Bacoyiannis C, Dimopoulos M A, Kalofonos H P, Nicolaides C, Aravantinos G, Bafaloukos D, Samelis G, Onyenadum A, Kiamouris Ch, Skarlos D, Pavlidis N, Triantafillidis A, Kosmidis P
Medical Oncology Department, Hygeia Hospital, Athens, Greece. ParisKosmidis/Hygeia/
Oncology. 2002;63(2):130-8. doi: 10.1159/000063806.
The aim of this study is firstly to determine the response rates and toxicity of two regimens containing vinblastine (VBL) in combination with interferon-gamma (IFN-gamma) in the treatment of patients with advanced renal cell carcinoma (RCC), and secondly to evaluate the additional efficacy of 13-cis retinoic acid (13-CRA) in RCC.
Twenty-nine patients were included in the first trial (Trial 1) and 40 in the second one (Trial 2). The therapy given in Trial 1 consisted of VBL 0.15 mg/kg i.v. every 2 weeks and IFN-gamma 100 microg s.c. 3 times weekly. In Trial 2, the therapy consisted of the same two drugs, in the same doses, plus oral 13-CRA 40 mg/day.
In Trial 1 there were 3 (10.3%) patients with complete response, 3 (10.3%) patients with partial response, 8 (27.6%) patients with stable disease and 15 (51.7%) patients with progressive disease. In Trial 2, there was no complete response, however, 3 (7.5%) patients had partial response. Additionally, 15 (37.5%) patients maintained stable disease and 14 (35%) patients had progressive disease. In Trial 1, the median survival was 12.56 months (95% CI, 6.8-18.3, range 0.59-42.49) and the median time to progression was 3.21 months (95% CI, 1.7-4.7, range 0.03-42.49). In Trial 2, the median survival was 9.54 months (95% CI, 5.9-13.1, range 0.43-24.1) and the median time to progression was 3.9 months (95% CI, 0.8-7, range 0.26-24.1). In Trial 1, granulocytopenia grade 3 and 4 appeared in 5 (17.2%) patients and anaemia grade 3 in 1 (3.4%) patient.
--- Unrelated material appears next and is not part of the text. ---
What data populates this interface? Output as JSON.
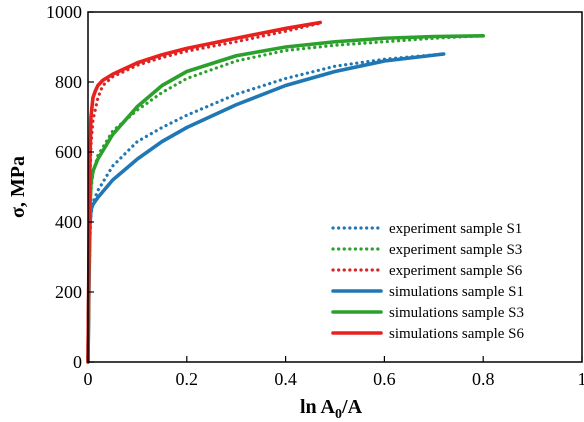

In Trial 2, there were grade 3 toxicities, as granulocytopenia in 5 (12.5%) patients, anemia in 4 (10.0%) patients, stomatitis in 3 (7.5%) patients, fatigue/malaise in 3 (7.5%) patients and 1 (2.5%) had diarrhea. No toxic deaths occurred in both studies.
The use of IFN-gamma does not enhance the low response of VBL-based chemotherapy. The additional administration of 13-CRA with the combination of VBL and IFN-gamma does not add to the efficacy of this combination in patients with advanced renal cell carcinoma. New active agents are needed to treat patients with this disease.
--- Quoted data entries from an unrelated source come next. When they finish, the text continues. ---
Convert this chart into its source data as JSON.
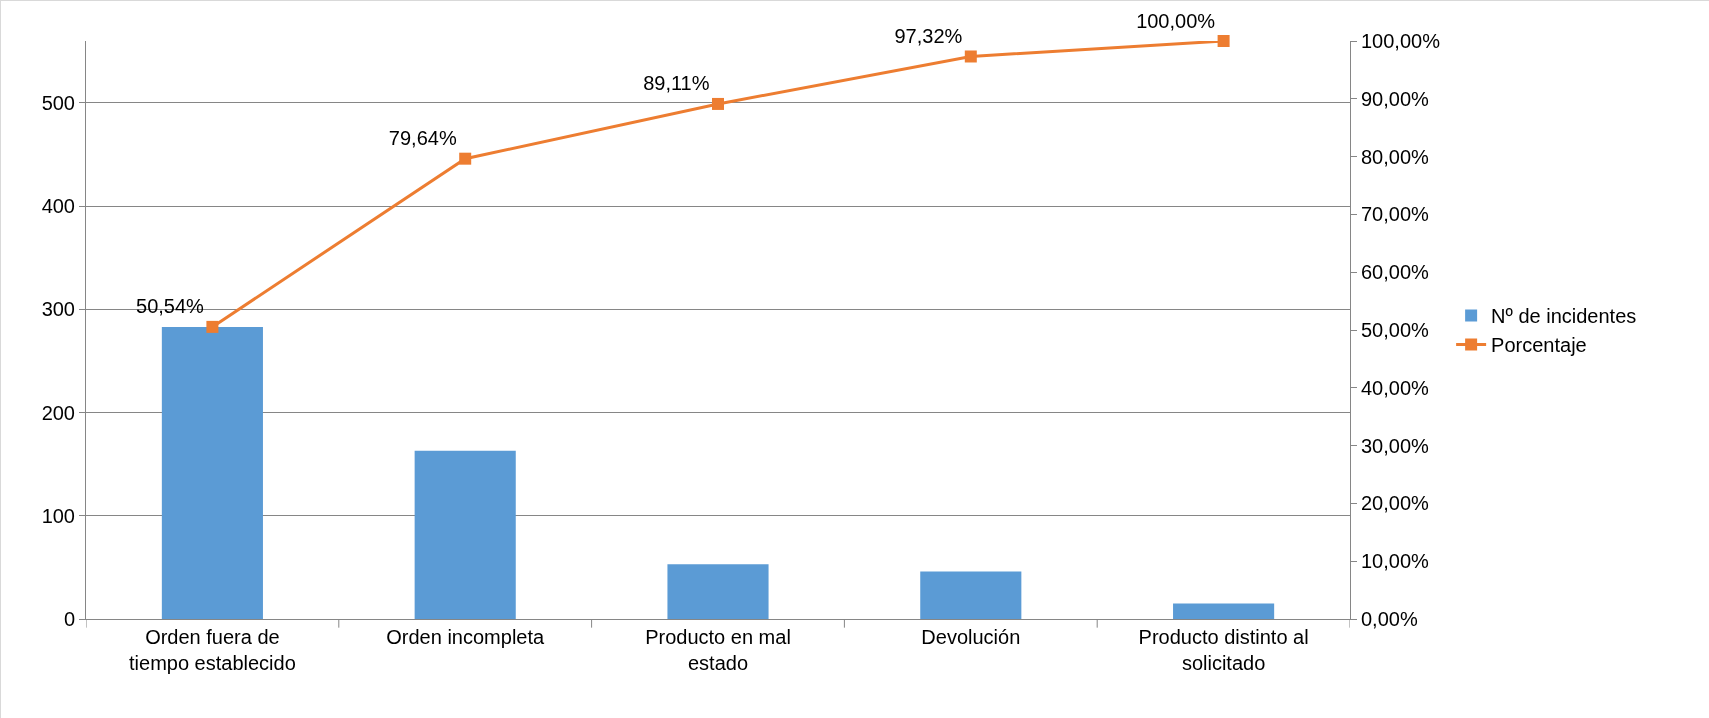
{
  "chart_data": {
    "type": "bar",
    "categories": [
      "Orden fuera de tiempo establecido",
      "Orden incompleta",
      "Producto en mal estado",
      "Devolución",
      "Producto distinto al solicitado"
    ],
    "series": [
      {
        "name": "Nº de incidentes",
        "color": "#5b9bd5",
        "values": [
          283,
          163,
          53,
          46,
          15
        ]
      },
      {
        "name": "Porcentaje",
        "type": "line",
        "axis": "y2",
        "color": "#ed7d31",
        "marker": "square",
        "line_style": "solid",
        "values": [
          50.54,
          79.64,
          89.11,
          97.32,
          100
        ],
        "value_labels": [
          "50,54%",
          "79,64%",
          "89,11%",
          "97,32%",
          "100,00%"
        ]
      }
    ],
    "ylim": [
      0,
      560
    ],
    "yticks": [
      0,
      100,
      200,
      300,
      400,
      500
    ],
    "y2lim": [
      0,
      100
    ],
    "y2ticks": [
      {
        "value": 0,
        "label": "0,00%"
      },
      {
        "value": 10,
        "label": "10,00%"
      },
      {
        "value": 20,
        "label": "20,00%"
      },
      {
        "value": 30,
        "label": "30,00%"
      },
      {
        "value": 40,
        "label": "40,00%"
      },
      {
        "value": 50,
        "label": "50,00%"
      },
      {
        "value": 60,
        "label": "60,00%"
      },
      {
        "value": 70,
        "label": "70,00%"
      },
      {
        "value": 80,
        "label": "80,00%"
      },
      {
        "value": 90,
        "label": "90,00%"
      },
      {
        "value": 100,
        "label": "100,00%"
      }
    ],
    "grid": "y",
    "legend": "right"
  }
}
本研究的目的,一是确定两种含长春碱(VBL)联合γ干扰素(IFN-γ)的方案治疗晚期肾细胞癌(RCC)患者的缓解率和毒性,二是评估13-顺式维甲酸(13-CRA)对RCC的额外疗效。
第一项试验(试验1)纳入29例患者,第二项试验(试验2)纳入40例患者。试验1的治疗方案为每2周静脉注射VBL 0.15 mg/kg,每周皮下注射IFN-γ 100 μg,共3次。试验2的治疗方案为相同的两种药物、相同剂量,加口服13-CRA 40 mg/天。
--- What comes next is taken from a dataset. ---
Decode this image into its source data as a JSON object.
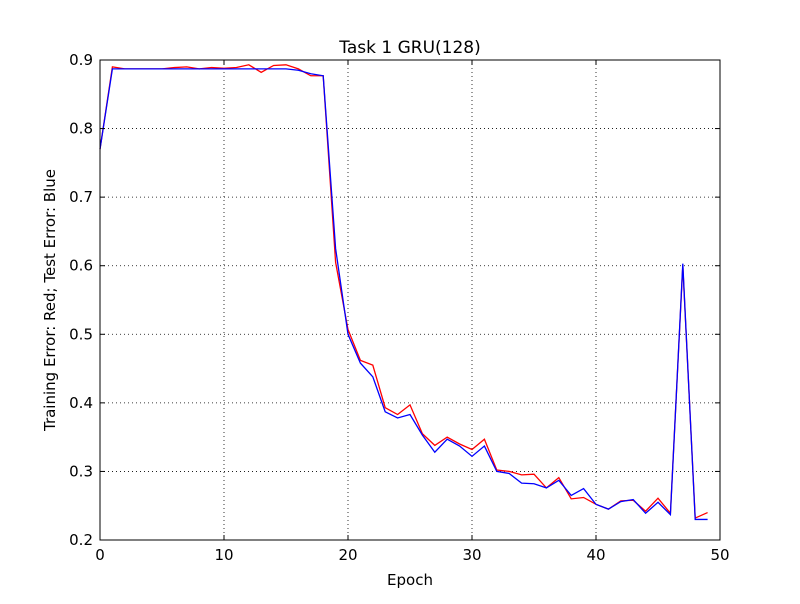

试验1中,3例(10.3%)患者完全缓解,3例(10.3%)部分缓解,8例(27.6%)疾病稳定,15例(51.7%)疾病进展。试验2中,无完全缓解患者,但有3例(7.5%)部分缓解。此外,15例(37.5%)患者疾病稳定,14例(35%)疾病进展。试验1中,中位生存期为12.56个月(95%CI,6.8 - 18.3,范围0.59 - 42.49),中位疾病进展时间为3.21个月(95%CI,1.7 - 4.7,范围0.03 - 42.49)。试验2中,中位生存期为9.54个月(95%CI,5.9 - 13.1,范围0.43 - 24.1),中位疾病进展时间为3.9个月(95%CI,0.8 - 7,范围0.26 - 24.1)。试验1中,5例(17.2%)患者出现3级和4级粒细胞减少,1例(3.4%)患者出现3级贫血。试验2中,出现3级毒性反应,5例(12.5%)患者粒细胞减少,4例(10.0%)患者贫血,3例(7.5%)患者口腔炎,3例(7.5%)患者疲劳/不适,1例(2.5%)患者腹泻。两项研究均未发生毒性死亡。
使用IFN-γ并未增强基于VBL的化疗的低缓解率。VBL与IFN-γ联合使用时额外给予13-CRA,并未增加该联合方案对晚期肾细胞癌患者的疗效。治疗该疾病的患者需要新的活性药物。